The legendary Richard Donner gifted us with the beloved '80s movie The Goonies in 1985. We devoured every scene, quoted every line, begged our friends to do the truffle shuffle. We fell in love with our misfit Goonies, and rooted them on as they tried to save their homes. We cheered in triumph as they took down the Fratellis! We loved seeing the escaped gorillas terrorizing the town in Troy's stolen Mustang. (Record scratch!) Did I lose you in our reverie? I'm not monkeying around! In a mini-documentary just released, aside from the well-known deleted octopus scene, we see among other bizarro deleted scenes, Bertha and Bonzo, the gorillas who found a way to escape the zoo after our young heroes shake those plumbing pipes. See for yourself!

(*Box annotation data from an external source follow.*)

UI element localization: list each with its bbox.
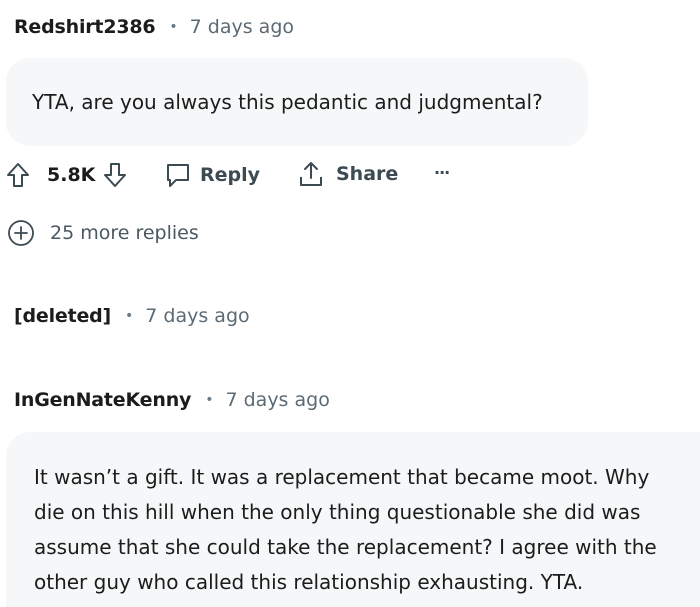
comment-text: YTA, are you always this pedantic and ju… xyxy=(32,90,543,114)
comment-text-line: die on this hill when the only thing que… xyxy=(34,500,641,524)
comment-author[interactable]: InGenNateKenny xyxy=(14,389,191,411)
comment-meta: Redshirt2386 • 7 days ago xyxy=(14,16,294,38)
comment-timestamp[interactable]: 7 days ago xyxy=(225,389,329,411)
reply-icon xyxy=(164,161,192,189)
share-button[interactable]: Share xyxy=(297,160,398,188)
expand-replies-button[interactable]: 25 more replies xyxy=(6,218,199,248)
reply-label: Reply xyxy=(200,164,261,186)
comment-body: It wasn’t a gift. It was a replacement t… xyxy=(6,432,700,607)
comment-author: [deleted] xyxy=(14,305,112,327)
meta-separator: • xyxy=(205,392,214,408)
downvote-icon xyxy=(103,162,127,188)
reply-button[interactable]: Reply xyxy=(164,161,260,189)
comment-actions: 5.8K Reply Share ··· xyxy=(0,154,470,196)
meta-separator: • xyxy=(125,308,134,324)
vote-score: 5.8K xyxy=(47,164,96,186)
meta-separator: • xyxy=(169,19,178,35)
more-replies-label: 25 more replies xyxy=(50,222,199,244)
more-options-icon: ··· xyxy=(434,163,450,182)
more-options-button[interactable]: ··· xyxy=(434,163,450,182)
upvote-icon xyxy=(6,162,30,188)
upvote-button[interactable] xyxy=(6,162,30,188)
share-icon xyxy=(297,160,325,188)
comment-meta: [deleted] • 7 days ago xyxy=(14,305,250,327)
comment-text-line: assume that she could take the replaceme… xyxy=(34,535,657,559)
comment-body: YTA, are you always this pedantic and ju… xyxy=(6,58,588,146)
expand-replies-icon xyxy=(6,218,36,248)
comment-meta: InGenNateKenny • 7 days ago xyxy=(14,389,330,411)
comment-text-line: other guy who called this relationship e… xyxy=(34,570,584,594)
comment-text-line: It wasn’t a gift. It was a replacement t… xyxy=(34,465,650,489)
comment-text: It wasn’t a gift. It was a replacement t… xyxy=(34,460,657,600)
comment-timestamp[interactable]: 7 days ago xyxy=(145,305,249,327)
comment-timestamp[interactable]: 7 days ago xyxy=(190,16,294,38)
share-label: Share xyxy=(336,163,399,185)
comment-author[interactable]: Redshirt2386 xyxy=(14,16,156,38)
downvote-button[interactable] xyxy=(103,162,127,188)
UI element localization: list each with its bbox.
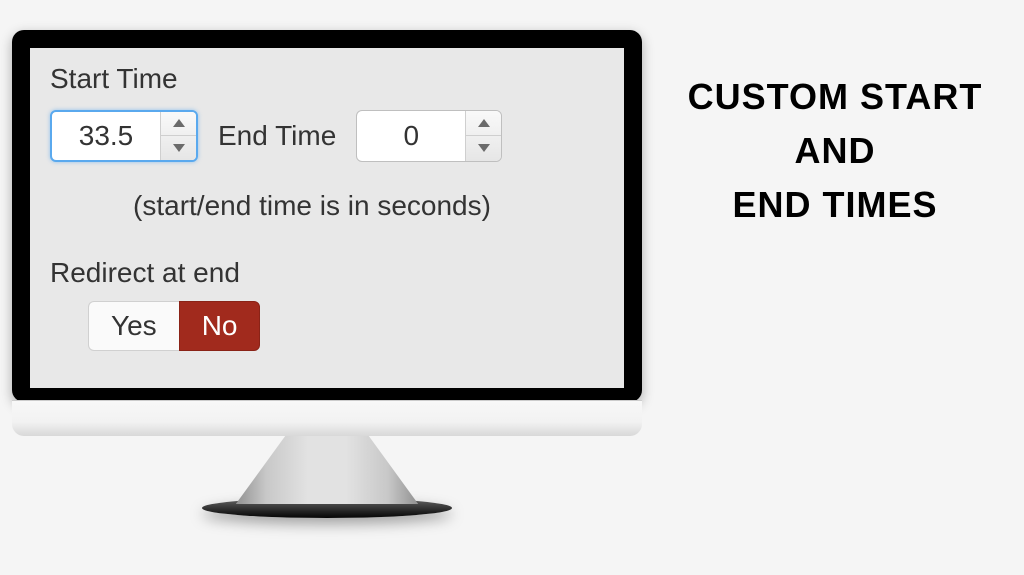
headline-text: Custom Start and End Times — [665, 70, 1005, 232]
start-time-spinbox[interactable] — [50, 110, 198, 162]
time-help-note: (start/end time is in seconds) — [50, 190, 614, 222]
redirect-yes-button[interactable]: Yes — [88, 301, 179, 351]
chevron-up-icon — [173, 119, 185, 127]
monitor-chin — [12, 400, 642, 436]
end-time-input[interactable] — [357, 111, 465, 161]
start-time-stepper — [160, 112, 196, 160]
end-time-spinbox[interactable] — [356, 110, 502, 162]
headline-line-1: Custom Start and — [665, 70, 1005, 178]
start-time-up-button[interactable] — [161, 112, 196, 136]
chevron-up-icon — [478, 119, 490, 127]
redirect-label: Redirect at end — [50, 256, 614, 290]
end-time-down-button[interactable] — [466, 135, 501, 161]
start-time-down-button[interactable] — [161, 135, 196, 160]
end-time-up-button[interactable] — [466, 111, 501, 136]
start-time-label: Start Time — [50, 62, 614, 96]
end-time-stepper — [465, 111, 501, 161]
end-time-label: End Time — [218, 119, 336, 153]
monitor-stand — [232, 436, 422, 504]
chevron-down-icon — [173, 144, 185, 152]
time-inputs-row: End Time — [50, 110, 614, 162]
chevron-down-icon — [478, 144, 490, 152]
monitor-bezel: Start Time End Time — [12, 30, 642, 402]
redirect-no-button[interactable]: No — [179, 301, 261, 351]
headline-line-2: End Times — [665, 178, 1005, 232]
monitor-frame: Start Time End Time — [12, 30, 642, 518]
screen-content: Start Time End Time — [30, 48, 624, 388]
start-time-input[interactable] — [52, 112, 160, 160]
redirect-toggle: Yes No — [88, 301, 614, 351]
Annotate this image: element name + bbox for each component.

While actual gorillas weren't cast, they did use Rick Baker's creations that were laying around from his last movie Greystoke: The Legend of Tarzan, Lord of the Apes. When I'm not busy writing about adopting creepy dolls, I need to write an entire thesis on Baker's career. An American Werewolf in London, Michael Jackson's Thriller, Harry and the Hendersons, Coming to America, this list goes on! He shaped our little malleable minds!

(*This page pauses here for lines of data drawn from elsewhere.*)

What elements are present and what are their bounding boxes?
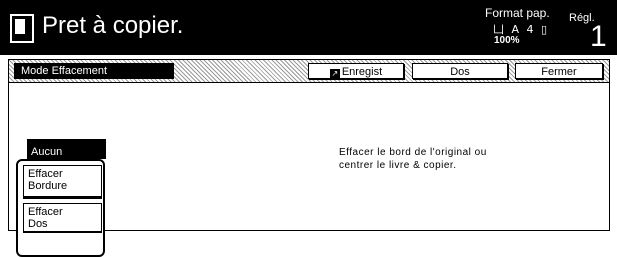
erase-options-group: Effacer Bordure Effacer Dos (16, 159, 105, 257)
mode-title: Mode Effacement (14, 63, 174, 79)
option-erase-spine-button[interactable]: Effacer Dos (23, 203, 102, 233)
description-text: Effacer le bord de l'original ou centrer… (339, 146, 599, 172)
erase-mode-panel: Mode Effacement ↗ Enregist Dos Fermer Eff… (8, 59, 610, 257)
option-label: Dos (28, 218, 48, 230)
panel-header: Mode Effacement ↗ Enregist Dos Fermer (9, 60, 609, 83)
document-icon (10, 14, 34, 43)
paper-format-label: Format pap. (485, 6, 550, 20)
status-header: Pret à copier. Format pap. 凵 A 4 ▯ 100% … (0, 0, 617, 55)
option-none-button[interactable]: Aucun (27, 139, 106, 159)
copy-count: 1 (590, 20, 607, 53)
option-erase-border-button[interactable]: Effacer Bordure (23, 165, 102, 199)
close-button[interactable]: Fermer (515, 63, 603, 79)
page-title: Pret à copier. (42, 12, 184, 39)
save-button[interactable]: ↗ Enregist (308, 63, 404, 79)
zoom-level: 100% (494, 35, 520, 46)
option-label: Effacer (28, 168, 63, 180)
option-label: Effacer (28, 206, 63, 218)
description-line: centrer le livre & copier. (339, 160, 457, 171)
back-button[interactable]: Dos (412, 63, 508, 79)
save-button-label: Enregist (341, 66, 383, 78)
description-line: Effacer le bord de l'original ou (339, 147, 487, 158)
save-arrow-icon: ↗ (329, 69, 340, 79)
option-label: Bordure (28, 180, 68, 192)
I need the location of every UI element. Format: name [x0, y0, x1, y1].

Back to the point! Greystoke: The Legend of Tarzan, Lord of the Apes was a flop, and they had these great costumes, so they did a little upcycling. Producer Spielberg was so passionate about the gorilla subplot, that Donner told him, if he wanted it that bad, he could direct it himself. Whoa. The gorilla storyline was to have a huge impact on the final cut. At the end, where we all know they are saved by the jewels found by Rosalita (Lupe Ontiveros), seaside, in the heartwarming reunion of the families, Spielberg's ending takes place in front of Mikey's house with the gorillas showing up in Troy's car? We also see Sloth dressed like he's about to do a set at The Comedy Store, with a wacky Hawaiian shirt and blazer, functioning as part of Chunk's family. I'm having a fever dream. It is later revealed in the novelization that Sloth was given a Bar mitzvah and a proper name.
As for the notorious beaked-octopus? Everyone agreed that it looked too silly to be seen as menacing. With a run time coming in at an hour and 54 minutes, they were already pushing the limits of the norms, as well as a kid's attention span. Donner to the rescue! He cut a lot.
The maker of the doc mentions a few times the differences in what's on his The Goonies VHS tape purchased from the video store, and what he had taped off of cable. If you watch the entire 15 minute examination of The Goonies deleted scenes, I think you'll be with me, when I say, I remember seeing some of these scenes. But only after seeing them now. Clearly they didn't impact the film by being excluded. He encourages you to bust out those old movies you taped off the tube as a kid. You might just find some forgotten gems of your own.